How can we build impactful mass-market products with technology that makes mistakes? And how do solve and account for those misstakes in product development.
Written by
Thijs Verreck
Published on
Over the weekend, I was trying to come up with a new training plan for my marathon later this year. After fidgeting in Notion for a little bit and looking at my Strava, I came up with the idea to ask ChatGPT. Even though the results look right on first glance, the plan clearly was wrong.
I think we can now say that this is an example of a ‘bad’ way to use a large language model (LLM). Rule 1: LLMs are not databases. They don’t produce precise factual answers; they generate responses based on probabilities, not certainties. Today’s LLMs can't guarantee completely accurate answers. While the answer might be right, there’s no guarantee.
Quite a few people that I speak to dismiss LLMs as useless, drawing parallels to the skepticism around crypto and NFTs. However, I think this is a misunderstanding. LLMs are extremely good at generating what a good answer might look like. There are use-cases where ‘looks like a good answer’ is exactly what you want, and others where ‘roughly right’ is ‘precisely wrong’.
For instance, even though my training plan was completely wrong, the initial framework was there. It generated all the right building blocks, it just was not able to put them together correctly. After working on it for 15 minutes with my notes and Strava, I now have a passsable plan.
Similary, when I'm working on Prototyper, an answer that looks just right might be exactly what you need. It gives you the skeleton for your next feature, or app. Leaving the tiny details to you, the professional.
As such, I think that there are two ways to approach this issue. One is to treat it as a science problem. We know that models will improve over time.
The other, and my preferred method, is to treat it as a product problem. The question then becomes: how do we build useful products around models that we know will make mistakes?
AI experts often respond to such situations by saying “you’re holding it wrong” — I asked the wrong kind of question in the wrong way. I should have done more prompt engineering. However, I believe that user adoption of new technology doesn't work when you are forcing users to learn complex commands. Products get adopted because they make cutting-edge technology user-friendly.
There are two main product design problems here. First, the product communicates certainty when the model itself is uncertain. Google provides ten blue links, which suggests “it’s probably one of these.” In contrast, LLMs give one ‘right’ answer, which can be misleading.

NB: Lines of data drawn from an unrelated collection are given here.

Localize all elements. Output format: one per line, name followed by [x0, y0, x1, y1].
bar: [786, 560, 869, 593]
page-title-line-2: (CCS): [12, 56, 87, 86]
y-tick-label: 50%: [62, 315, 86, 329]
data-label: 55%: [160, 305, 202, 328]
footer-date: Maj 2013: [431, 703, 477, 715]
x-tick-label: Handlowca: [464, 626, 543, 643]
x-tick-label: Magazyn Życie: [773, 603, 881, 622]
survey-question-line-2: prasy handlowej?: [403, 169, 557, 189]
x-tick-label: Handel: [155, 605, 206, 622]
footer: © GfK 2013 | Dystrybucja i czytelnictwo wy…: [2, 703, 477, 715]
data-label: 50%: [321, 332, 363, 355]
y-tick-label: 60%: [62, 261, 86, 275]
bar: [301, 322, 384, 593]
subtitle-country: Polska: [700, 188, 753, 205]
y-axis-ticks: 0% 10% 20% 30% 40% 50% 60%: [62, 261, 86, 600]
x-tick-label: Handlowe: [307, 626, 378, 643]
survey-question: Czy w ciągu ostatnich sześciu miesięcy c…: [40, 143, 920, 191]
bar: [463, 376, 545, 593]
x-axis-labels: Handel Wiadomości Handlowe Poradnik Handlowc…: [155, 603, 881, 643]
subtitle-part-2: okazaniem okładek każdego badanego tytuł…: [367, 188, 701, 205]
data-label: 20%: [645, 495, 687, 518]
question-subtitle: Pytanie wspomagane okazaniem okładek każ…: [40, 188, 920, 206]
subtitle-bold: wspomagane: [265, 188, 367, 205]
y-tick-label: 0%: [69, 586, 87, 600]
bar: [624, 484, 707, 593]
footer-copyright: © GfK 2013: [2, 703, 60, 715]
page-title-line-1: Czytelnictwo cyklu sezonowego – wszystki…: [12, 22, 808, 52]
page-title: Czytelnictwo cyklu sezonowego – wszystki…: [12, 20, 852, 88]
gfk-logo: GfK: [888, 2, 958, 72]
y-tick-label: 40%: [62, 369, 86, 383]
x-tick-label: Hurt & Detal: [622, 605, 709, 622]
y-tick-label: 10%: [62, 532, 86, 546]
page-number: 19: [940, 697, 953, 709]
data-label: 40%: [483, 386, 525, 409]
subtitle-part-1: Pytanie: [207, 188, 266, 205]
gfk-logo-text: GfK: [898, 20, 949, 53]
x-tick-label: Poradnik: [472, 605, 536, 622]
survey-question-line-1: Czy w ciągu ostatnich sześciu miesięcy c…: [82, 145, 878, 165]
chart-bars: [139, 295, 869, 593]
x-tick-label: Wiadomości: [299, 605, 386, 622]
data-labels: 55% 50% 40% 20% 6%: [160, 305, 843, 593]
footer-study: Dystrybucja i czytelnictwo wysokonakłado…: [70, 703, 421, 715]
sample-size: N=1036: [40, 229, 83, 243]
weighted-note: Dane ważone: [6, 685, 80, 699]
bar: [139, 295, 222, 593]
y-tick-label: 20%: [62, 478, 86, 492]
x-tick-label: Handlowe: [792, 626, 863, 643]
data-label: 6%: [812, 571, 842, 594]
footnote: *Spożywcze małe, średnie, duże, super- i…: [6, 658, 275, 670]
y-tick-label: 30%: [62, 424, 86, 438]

Second, the product doesn’t guide users on what kinds of questions it can answer well. If the product tries to answer anything, it’s harder for the model to be accurate and harder for the interface to communicate good questions. This is something that I'm still working on for Prototyper, and is hard to get right,
One approach to solving this is the completely general-purpose chatbot-as-product, which has its challenges. I've experienced that when I was building (Frodo)[https://frodo.getaprototype.com] Another approach is to narrow the domain of the product, creating a custom UI that communicates what the model can and cannot do. This is why coding assistants and 'copilot' tools have been successful recently. They show up when the context and setting is right.
Another approach is abstracting the AI so the user doesn’t even know it’s there. The model powers some capability, making it faster and easier to build that capability without the user knowing it’s AI. This is how most machine learning has been integrated into software—new features or better, faster capabilities that aren’t labeled as AI. An example of a company that is very bullish on this approach is Apple. A lot of product features, such as crash detection are based on edge ML models, even though Apple never brings it up.
New technologies start by solving existing problems. Incumbents integrate these technologies as features. Startups then use the technology to unbundle incumbents and create something truly native to the new technology. Think of Instagram using smartphone cameras and filters, or Snap and TikTok using touch screens, video, and location to create native experiences.
This creates a paradox: a general-purpose technology needs to be deployed as single-purpose tools and experiences. Electric motors are general-purpose, but you buy a car, a washing machine, and a blender—not a box of motors and batteries. Similarly, computers and smartphones replaced many single-purpose tools, but each function is achieved through specialized software.
Quite a few people in the tech industry believe LLMs might eventually bypass this pattern and become all-encompassing AGIs. Whilst I agree, that’s an exciting possibility. It’s not where we are today. So, I think we need to start focussing on what we can build today to change the world. Just in case that LLMs don’t ever reach that level of sophistication.